According to the both of them, it’s a government plot that we’re all getting sicker and sicker. You know, poisoned water, poisoned air, poisoned food, yada, yada, yada.
“They do NOT have a nursing school,” I emphasized.“That’s too bad,” said Bex. “Because nursing is an expanding field.

So what are you gonna do?”

He just wanted me to say anything so he could find fault with it. I wasn’t falling into that trap. I only wished I had the nerve to stand up and tell him we had never had anything in common and he’d be happier without me, but if I injected any negatives into this conversation he would just take it as a license to escalate like crazy. I said, “It’s my best shot and I’m going to take it. If it doesn’t work –“ I shrugged my shoulders.
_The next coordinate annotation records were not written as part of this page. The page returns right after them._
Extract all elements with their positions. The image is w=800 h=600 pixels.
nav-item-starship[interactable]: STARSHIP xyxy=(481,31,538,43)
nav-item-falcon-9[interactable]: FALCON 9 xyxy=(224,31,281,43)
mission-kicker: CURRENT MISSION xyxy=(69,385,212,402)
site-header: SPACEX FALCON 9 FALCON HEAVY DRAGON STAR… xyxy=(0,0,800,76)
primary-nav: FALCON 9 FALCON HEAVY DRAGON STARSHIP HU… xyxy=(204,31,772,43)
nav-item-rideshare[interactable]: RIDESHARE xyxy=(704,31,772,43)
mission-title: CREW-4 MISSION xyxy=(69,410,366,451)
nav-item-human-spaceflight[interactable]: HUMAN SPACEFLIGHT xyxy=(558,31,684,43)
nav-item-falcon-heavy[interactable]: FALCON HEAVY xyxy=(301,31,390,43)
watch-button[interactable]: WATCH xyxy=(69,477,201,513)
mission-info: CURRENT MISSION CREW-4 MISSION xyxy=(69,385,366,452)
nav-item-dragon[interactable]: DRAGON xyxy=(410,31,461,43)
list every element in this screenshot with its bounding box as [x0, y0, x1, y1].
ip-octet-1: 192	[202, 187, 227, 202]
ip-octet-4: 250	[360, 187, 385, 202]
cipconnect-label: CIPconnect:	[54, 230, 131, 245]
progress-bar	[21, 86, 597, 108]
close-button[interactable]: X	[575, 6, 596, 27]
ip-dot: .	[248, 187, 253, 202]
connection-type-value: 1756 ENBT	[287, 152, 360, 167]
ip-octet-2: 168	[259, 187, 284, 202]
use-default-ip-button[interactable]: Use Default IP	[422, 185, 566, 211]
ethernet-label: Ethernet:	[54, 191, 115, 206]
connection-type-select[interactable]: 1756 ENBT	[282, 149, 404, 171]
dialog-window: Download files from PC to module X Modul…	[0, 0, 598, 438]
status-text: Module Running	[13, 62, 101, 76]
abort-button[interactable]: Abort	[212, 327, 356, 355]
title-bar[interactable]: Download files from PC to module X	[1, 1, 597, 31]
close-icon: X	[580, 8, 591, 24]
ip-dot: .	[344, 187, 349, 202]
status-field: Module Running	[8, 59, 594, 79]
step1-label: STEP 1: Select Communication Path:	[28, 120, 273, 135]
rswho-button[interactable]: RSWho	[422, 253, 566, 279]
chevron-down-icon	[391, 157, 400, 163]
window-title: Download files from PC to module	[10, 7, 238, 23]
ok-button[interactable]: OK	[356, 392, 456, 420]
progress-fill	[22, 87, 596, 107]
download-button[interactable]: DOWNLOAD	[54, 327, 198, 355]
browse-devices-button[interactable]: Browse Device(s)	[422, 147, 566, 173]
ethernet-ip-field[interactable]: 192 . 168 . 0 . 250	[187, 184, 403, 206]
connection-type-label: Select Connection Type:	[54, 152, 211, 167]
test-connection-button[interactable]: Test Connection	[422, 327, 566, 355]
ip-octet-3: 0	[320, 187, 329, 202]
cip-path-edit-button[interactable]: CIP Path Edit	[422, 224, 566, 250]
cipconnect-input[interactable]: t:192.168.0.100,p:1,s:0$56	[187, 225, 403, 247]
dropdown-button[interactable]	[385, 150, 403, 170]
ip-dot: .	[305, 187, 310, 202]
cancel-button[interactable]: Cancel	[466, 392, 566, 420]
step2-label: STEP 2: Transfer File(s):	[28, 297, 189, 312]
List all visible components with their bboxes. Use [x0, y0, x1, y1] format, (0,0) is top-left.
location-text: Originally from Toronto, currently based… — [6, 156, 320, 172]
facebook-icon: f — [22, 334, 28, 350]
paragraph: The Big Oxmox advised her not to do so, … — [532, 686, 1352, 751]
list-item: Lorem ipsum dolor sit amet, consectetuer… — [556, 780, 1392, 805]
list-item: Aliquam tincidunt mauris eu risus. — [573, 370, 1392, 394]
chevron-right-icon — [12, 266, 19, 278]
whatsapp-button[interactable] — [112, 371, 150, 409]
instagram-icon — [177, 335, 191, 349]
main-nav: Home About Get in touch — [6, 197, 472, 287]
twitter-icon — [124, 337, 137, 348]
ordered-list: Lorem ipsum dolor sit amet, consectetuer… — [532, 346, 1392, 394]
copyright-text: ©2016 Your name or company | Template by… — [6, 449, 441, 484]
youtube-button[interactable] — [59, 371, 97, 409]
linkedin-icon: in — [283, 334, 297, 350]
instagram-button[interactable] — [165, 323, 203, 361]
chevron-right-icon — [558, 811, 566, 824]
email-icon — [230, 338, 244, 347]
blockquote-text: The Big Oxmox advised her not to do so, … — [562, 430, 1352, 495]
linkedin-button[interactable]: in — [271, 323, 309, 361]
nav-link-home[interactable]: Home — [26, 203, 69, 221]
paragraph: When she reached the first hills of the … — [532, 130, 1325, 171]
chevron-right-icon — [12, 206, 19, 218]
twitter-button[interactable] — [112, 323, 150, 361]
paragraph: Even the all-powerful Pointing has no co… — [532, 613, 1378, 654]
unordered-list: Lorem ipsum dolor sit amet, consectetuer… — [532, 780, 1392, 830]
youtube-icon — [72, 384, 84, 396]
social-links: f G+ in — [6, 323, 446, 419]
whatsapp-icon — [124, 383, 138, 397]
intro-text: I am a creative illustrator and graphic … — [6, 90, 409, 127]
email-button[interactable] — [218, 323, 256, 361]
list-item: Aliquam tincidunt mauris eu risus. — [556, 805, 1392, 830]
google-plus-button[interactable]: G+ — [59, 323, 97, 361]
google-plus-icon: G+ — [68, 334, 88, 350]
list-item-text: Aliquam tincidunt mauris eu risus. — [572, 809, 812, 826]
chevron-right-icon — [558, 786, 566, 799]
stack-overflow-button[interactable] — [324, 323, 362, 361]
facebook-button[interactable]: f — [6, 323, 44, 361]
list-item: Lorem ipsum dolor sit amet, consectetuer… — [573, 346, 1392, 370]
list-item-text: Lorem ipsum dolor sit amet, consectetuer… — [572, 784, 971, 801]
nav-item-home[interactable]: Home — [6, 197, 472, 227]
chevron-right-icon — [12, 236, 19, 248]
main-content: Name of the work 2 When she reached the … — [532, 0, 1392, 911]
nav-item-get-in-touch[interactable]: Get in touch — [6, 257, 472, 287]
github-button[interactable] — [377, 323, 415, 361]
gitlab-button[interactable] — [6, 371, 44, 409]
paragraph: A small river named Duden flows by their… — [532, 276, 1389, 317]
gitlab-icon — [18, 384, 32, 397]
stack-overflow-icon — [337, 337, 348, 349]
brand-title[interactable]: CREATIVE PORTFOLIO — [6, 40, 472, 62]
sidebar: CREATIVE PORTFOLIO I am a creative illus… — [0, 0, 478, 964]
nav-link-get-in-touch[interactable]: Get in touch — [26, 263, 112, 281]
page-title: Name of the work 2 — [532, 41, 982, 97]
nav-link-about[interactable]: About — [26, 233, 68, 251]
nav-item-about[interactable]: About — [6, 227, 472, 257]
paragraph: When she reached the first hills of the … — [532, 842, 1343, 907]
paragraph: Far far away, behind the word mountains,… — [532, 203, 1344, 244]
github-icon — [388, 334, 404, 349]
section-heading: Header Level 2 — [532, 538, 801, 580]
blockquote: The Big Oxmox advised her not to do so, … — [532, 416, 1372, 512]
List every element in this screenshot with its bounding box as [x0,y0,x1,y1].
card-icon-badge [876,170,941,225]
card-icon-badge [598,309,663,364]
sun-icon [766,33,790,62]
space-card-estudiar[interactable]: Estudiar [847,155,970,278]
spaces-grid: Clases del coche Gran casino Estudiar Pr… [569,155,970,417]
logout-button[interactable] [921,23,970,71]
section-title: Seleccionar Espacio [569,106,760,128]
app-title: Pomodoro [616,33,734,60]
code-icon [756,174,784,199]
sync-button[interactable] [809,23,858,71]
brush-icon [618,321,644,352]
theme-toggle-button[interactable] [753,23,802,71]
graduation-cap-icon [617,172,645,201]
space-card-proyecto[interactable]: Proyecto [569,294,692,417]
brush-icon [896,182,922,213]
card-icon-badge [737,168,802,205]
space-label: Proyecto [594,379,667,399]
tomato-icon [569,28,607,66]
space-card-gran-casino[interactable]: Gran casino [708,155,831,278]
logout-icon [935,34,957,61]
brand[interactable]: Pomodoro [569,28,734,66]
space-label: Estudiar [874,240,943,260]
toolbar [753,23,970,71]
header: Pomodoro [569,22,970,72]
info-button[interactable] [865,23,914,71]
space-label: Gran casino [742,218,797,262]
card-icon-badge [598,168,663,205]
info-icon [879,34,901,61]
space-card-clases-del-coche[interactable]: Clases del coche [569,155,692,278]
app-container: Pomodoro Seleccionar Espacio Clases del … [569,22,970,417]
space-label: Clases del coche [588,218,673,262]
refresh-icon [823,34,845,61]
He fired up like I’d insulted him! “You think I’ll be waiting here for you?” he asked angrily.
“No, no, no,” I hastened to clarify. Trying to keep my poker face. How desperate could I have been to waste a year on this guy? “I understand we’re not like a couple. You’re always saying – so –“
“Oh, so now it’s my fault,” he said, pouring some of my coffee in his mug. Not for its missile properties, I had to hope.

“I’m going by what you said,” I insisted. “We both agreed. We left each other completely free.”
“And you’re really looking forward to all those college boys, those jocks, right? “ he sneered. “Is that it? Well, thanks for nothing!” And he went right ahead and slammed his newly filled mug on the table spilling all that coffee. And he got up and stormed out.

“Well, that went well,” I said to all the startled faces watching me mop up. Actually I was kind of relieved. I had been afraid the next fight would be over not seeing him for the week I was trying to get ready to depart. Moral of this story is, never celebrate too soon. Jazz, the jinx.
He was outside waiting for me. Heart plummeted as I expected the worst.

“Ride home?” He asked mildly. Tall guy. He always liked looking down on me. Even when I wore my highest heels I could never reach his height.

“I’ve got Mom’s car,” I said stiffly.

“Sorry I got upset in there.” He kept pace with me to the car. “You know I hate surprises.”
“Some things happen fast,” I said. “I’m sorry you’re angry.”

“Let’s just get things squared away so we know where we stand,” he said. “Let me take you out one more time. Dinner. At like the Olive Garden.”

“What if it’s like coffee was today? You don’t like rules and I don’t like yelling. Let’s just part as friends, OK?”

“I don’t get why you keep trying to make this my fault –“ stormed Bex, but when I got into the car he slammed his hand so hard on the hood I was afraid he made a dent. As I drove away he was yelling, “Talk to me, dammit!”

He called and emailed me so many times that week. He even sent flowers which was an absolute first. I did try talking to him but there was nothing to accomplish. I considered us broken up, and he treated me like a dog who had gotten loose. For some weird reason, he seemed to interpret my departure as some kind of personal challenge. He just wouldn’t agree to disagree.

But I had so much to do. I had a life to plan.